All Products
Search
Document Center

MaxCompute:Resource usage example

Last Updated:Sep 05, 2024

This topic describes an example of using resources in MapReduce.

Prerequisites

Complete the environment configuration for testing, see Getting started.

Preparations

  1. Prepare the JAR package of the test program. In this topic, the JAR package is named mapreduce-examples.jar and stored in the bin\data\resources directory in the local installation path of MaxCompute.

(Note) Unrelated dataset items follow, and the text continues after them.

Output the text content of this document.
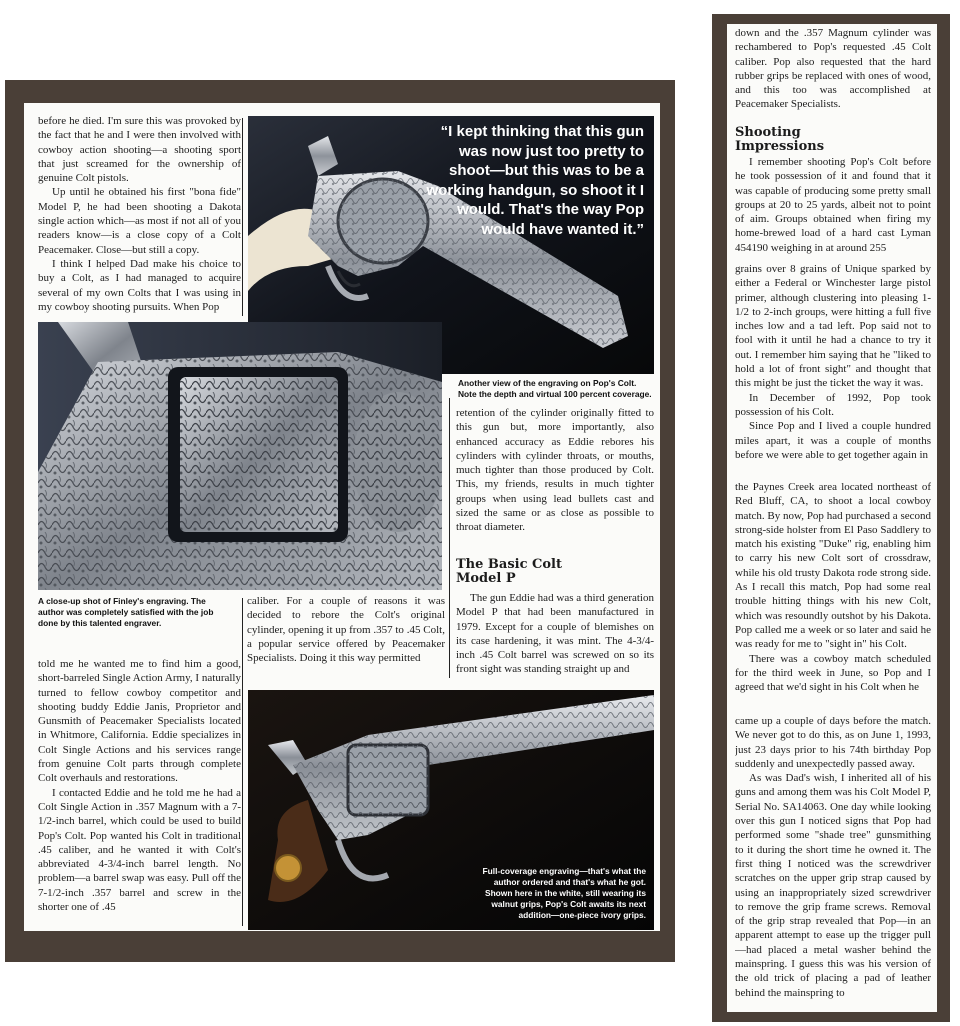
before he died. I'm sure this was provoked by the fact that he and I were then involved with cowboy action shooting—a shooting sport that just screamed for the ownership of genuine Colt pistols.

Up until he obtained his first "bona fide" Model P, he had been shooting a Dakota single action which—as most if not all of you readers know—is a close copy of a Colt Peacemaker. Close—but still a copy.

I think I helped Dad make his choice to buy a Colt, as I had managed to acquire several of my own Colts that I was using in my cowboy shooting pursuits. When Pop

“I kept thinking that this gun was now just too pretty to shoot—but this was to be a working handgun, so shoot it I would. That's the way Pop would have wanted it.”
A close-up shot of Finley's engraving. The author was completely satisfied with the job done by this talented engraver.
Another view of the engraving on Pop's Colt. Note the depth and virtual 100 percent coverage.

retention of the cylinder originally fitted to this gun but, more importantly, also enhanced accuracy as Eddie rebores his cylinders with cylinder throats, or mouths, much tighter than those produced by Colt. This, my friends, results in much tighter groups when using lead bullets cast and sized the same or as close as possible to throat diameter.

The Basic Colt Model P

The gun Eddie had was a third generation Model P that had been manufactured in 1979. Except for a couple of blemishes on its case hardening, it was mint. The 4-3/4-inch .45 Colt barrel was screwed on so its front sight was standing straight up and

caliber. For a couple of reasons it was decided to rebore the Colt's original cylinder, opening it up from .357 to .45 Colt, a popular service offered by Peacemaker Specialists. Doing it this way permitted

told me he wanted me to find him a good, short-barreled Single Action Army, I naturally turned to fellow cowboy competitor and shooting buddy Eddie Janis, Proprietor and Gunsmith of Peacemaker Specialists located in Whitmore, California. Eddie specializes in Colt Single Actions and his services range from genuine Colt parts through complete Colt overhauls and restorations.

I contacted Eddie and he told me he had a Colt Single Action in .357 Magnum with a 7-1/2-inch barrel, which could be used to build Pop's Colt. Pop wanted his Colt in traditional .45 caliber, and he wanted it with Colt's abbreviated 4-3/4-inch barrel length. No problem—a barrel swap was easy. Pull off the 7-1/2-inch .357 barrel and screw in the shorter one of .45

Full-coverage engraving—that's what the author ordered and that's what he got. Shown here in the white, still wearing its walnut grips, Pop's Colt awaits its next addition—one-piece ivory grips.

down and the .357 Magnum cylinder was rechambered to Pop's requested .45 Colt caliber. Pop also requested that the hard rubber grips be replaced with ones of wood, and this too was accomplished at Peacemaker Specialists.

Shooting Impressions

I remember shooting Pop's Colt before he took possession of it and found that it was capable of producing some pretty small groups at 20 to 25 yards, albeit not to point of aim. Groups obtained when firing my home-brewed load of a hard cast Lyman 454190 weighing in at around 255

grains over 8 grains of Unique sparked by either a Federal or Winchester large pistol primer, although clustering into pleasing 1-1/2 to 2-inch groups, were hitting a full five inches low and a tad left. Pop said not to fool with it until he had a chance to try it out. I remember him saying that he "liked to hold a lot of front sight" and thought that this might be just the ticket the way it was.

In December of 1992, Pop took possession of his Colt.

Since Pop and I lived a couple hundred miles apart, it was a couple of months before we were able to get together again in

the Paynes Creek area located northeast of Red Bluff, CA, to shoot a local cowboy match. By now, Pop had purchased a second strong-side holster from El Paso Saddlery to match his existing "Duke" rig, enabling him to carry his new Colt sort of crossdraw, while his old trusty Dakota rode strong side. As I recall this match, Pop had some real trouble hitting things with his new Colt, which was resoundly outshot by his Dakota. Pop called me a week or so later and said he was ready for me to "sight in" his Colt.

There was a cowboy match scheduled for the third week in June, so Pop and I agreed that we'd sight in his Colt when he

came up a couple of days before the match. We never got to do this, as on June 1, 1993, just 23 days prior to his 74th birthday Pop suddenly and unexpectedly passed away.

As was Dad's wish, I inherited all of his guns and among them was his Colt Model P, Serial No. SA14063. One day while looking over this gun I noticed signs that Pop had performed some "shade tree" gunsmithing to it during the short time he owned it. The first thing I noticed was the screwdriver scratches on the upper grip strap caused by using an inappropriately sized screwdriver to remove the grip frame screws. Removal of the grip strap revealed that Pop—in an apparent attempt to ease up the trigger pull—had placed a metal washer behind the mainspring. I guess this was his version of the old trick of placing a pad of leather behind the mainspring to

  2. On the MaxCompute client, perform the following operations to prepare test tables and resources:

    1. Create test tables.

      CREATE TABLE mr_upload_src(key BIGINT, value STRING);
    2. Add test resources.

      add file data\resources\import.txt -f;
      
      -- When adding the JAR package for the first time, you can ignore the -f flag.
      add jar data\resources\mapreduce-examples.jar -f;
    3. The import.txt file contains the following content:

      1000,odps

Procedure

Run the following code on the MaxCompute client to upload the data in the test resources to the mr_upload_src table:

jar -resources mapreduce-examples.jar,import.txt -classpath data\resources\mapreduce-examples.jar
com.aliyun.odps.mapred.open.example.Upload import.txt mr_upload_src;

Expected result

The job runs normally. The following data is returned in the mr_upload_src table:

+------------+------------+
| key        | value      |
+------------+------------+
| 1000       | odps       |
+------------+------------+

Sample code

For information about Project Object Model (POM) dependencies, see Precautions.

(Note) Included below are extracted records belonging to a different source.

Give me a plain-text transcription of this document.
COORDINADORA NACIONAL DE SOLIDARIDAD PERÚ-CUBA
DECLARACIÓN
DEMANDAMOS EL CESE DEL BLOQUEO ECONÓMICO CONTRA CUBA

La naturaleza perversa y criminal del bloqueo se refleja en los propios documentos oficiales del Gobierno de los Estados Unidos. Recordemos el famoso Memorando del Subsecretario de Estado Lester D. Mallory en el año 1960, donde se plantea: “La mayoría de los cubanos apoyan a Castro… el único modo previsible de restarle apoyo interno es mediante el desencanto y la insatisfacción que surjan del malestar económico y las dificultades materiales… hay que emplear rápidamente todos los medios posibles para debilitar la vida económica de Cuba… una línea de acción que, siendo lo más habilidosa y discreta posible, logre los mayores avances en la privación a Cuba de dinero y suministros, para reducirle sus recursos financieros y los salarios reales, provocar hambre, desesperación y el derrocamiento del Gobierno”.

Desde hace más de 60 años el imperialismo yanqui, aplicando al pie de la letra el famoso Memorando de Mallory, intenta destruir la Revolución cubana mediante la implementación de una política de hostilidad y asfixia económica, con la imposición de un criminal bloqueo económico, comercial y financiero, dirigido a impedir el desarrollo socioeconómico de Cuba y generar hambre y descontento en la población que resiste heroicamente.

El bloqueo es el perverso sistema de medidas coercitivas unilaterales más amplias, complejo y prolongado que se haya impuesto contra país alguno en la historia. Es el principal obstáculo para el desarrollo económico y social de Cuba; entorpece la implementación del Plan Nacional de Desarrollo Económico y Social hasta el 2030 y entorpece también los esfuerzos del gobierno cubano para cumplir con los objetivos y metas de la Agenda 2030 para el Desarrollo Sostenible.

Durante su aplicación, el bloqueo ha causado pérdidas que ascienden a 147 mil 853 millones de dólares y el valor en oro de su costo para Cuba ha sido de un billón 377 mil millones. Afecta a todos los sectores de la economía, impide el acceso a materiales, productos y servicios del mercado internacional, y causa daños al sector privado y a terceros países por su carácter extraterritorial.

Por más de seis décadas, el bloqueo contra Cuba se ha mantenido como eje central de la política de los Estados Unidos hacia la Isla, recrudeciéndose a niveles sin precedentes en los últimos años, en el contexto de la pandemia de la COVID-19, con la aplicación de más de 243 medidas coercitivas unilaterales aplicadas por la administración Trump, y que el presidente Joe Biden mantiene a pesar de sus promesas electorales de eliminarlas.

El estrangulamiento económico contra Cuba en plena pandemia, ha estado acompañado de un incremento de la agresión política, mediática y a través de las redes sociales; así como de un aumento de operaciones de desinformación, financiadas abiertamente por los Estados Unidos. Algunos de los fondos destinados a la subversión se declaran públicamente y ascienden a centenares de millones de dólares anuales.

package com.aliyun.odps.mapred.open.example;
import java.io.BufferedInputStream;
import java.io.FileNotFoundException;
import java.io.IOException;
import com.aliyun.odps.data.Record;
import com.aliyun.odps.data.TableInfo;
import com.aliyun.odps.mapred.JobClient;
import com.aliyun.odps.mapred.MapperBase;
import com.aliyun.odps.mapred.TaskContext;
import com.aliyun.odps.mapred.conf.JobConf;
import com.aliyun.odps.mapred.utils.InputUtils;
import com.aliyun.odps.mapred.utils.OutputUtils;
import com.aliyun.odps.mapred.utils.SchemaUtils;
/**
     * Upload
     *
     * Import data from text file into table
     *
     **/
public class Upload {
    public static class UploadMapper extends MapperBase {
        @Override
            public void setup(TaskContext context) throws IOException {
            Record record = context.createOutputRecord();
            StringBuilder importdata = new StringBuilder();
            BufferedInputStream bufferedInput = null;
            try {
                byte[] buffer = new byte[1024];
                int bytesRead = 0;
                String filename = context.getJobConf().get("import.filename");
                bufferedInput = context.readResourceFileAsStream(filename);
                while ((bytesRead = bufferedInput.read(buffer)) != -1) {
                    String chunk = new String(buffer, 0, bytesRead);
                    importdata.append(chunk);
                }
                String lines[] = importdata.toString().split("\n");
                for (int i = 0; i < lines.length; i++) {
                    String[] ss = lines[i].split(",");
                    record.set(0, Long.parseLong(ss[0].trim()));
                    record.set(1, ss[1].trim());
                    context.write(record);
                }
            } catch (FileNotFoundException ex) {
                throw new IOException(ex);
            } catch (IOException ex) {
                throw new IOException(ex);
            } finally {
            }
        }
        @Override
            public void map(long recordNum, Record record, TaskContext context)
            throws IOException {
        }
    }
    public static void main(String[] args) throws Exception {
        if (args.length != 2) {
            System.err.println("Usage: Upload <import_txt> <out_table>");
            System.exit(2);
        }
        JobConf job = new JobConf();
        job.setMapperClass(UploadMapper.class);
        /** Specify the resource name, which can be obtained in the map stage by using the JobConf interface. */
        job.set("import.filename", args[0]);
        /** Explicitly set the number of reducers to 0 for map-only jobs. */
        job.setNumReduceTasks(0);
        job.setMapOutputKeySchema(SchemaUtils.fromString("key:bigint"));
        job.setMapOutputValueSchema(SchemaUtils.fromString("value:string"));
        InputUtils.addTable(TableInfo.builder().tableName("mr_empty").build(), job);
        OutputUtils.addTable(TableInfo.builder().tableName(args[1]).build(), job);
        JobClient.runJob(job);
    }
}

You can use one of the following methods to set the JobConf configuration file:

  • Use the JobConf interface in SDK. This method is used in the preceding example.

  • Use the -conf parameter in a jar command to specify a new JobConf configuration file.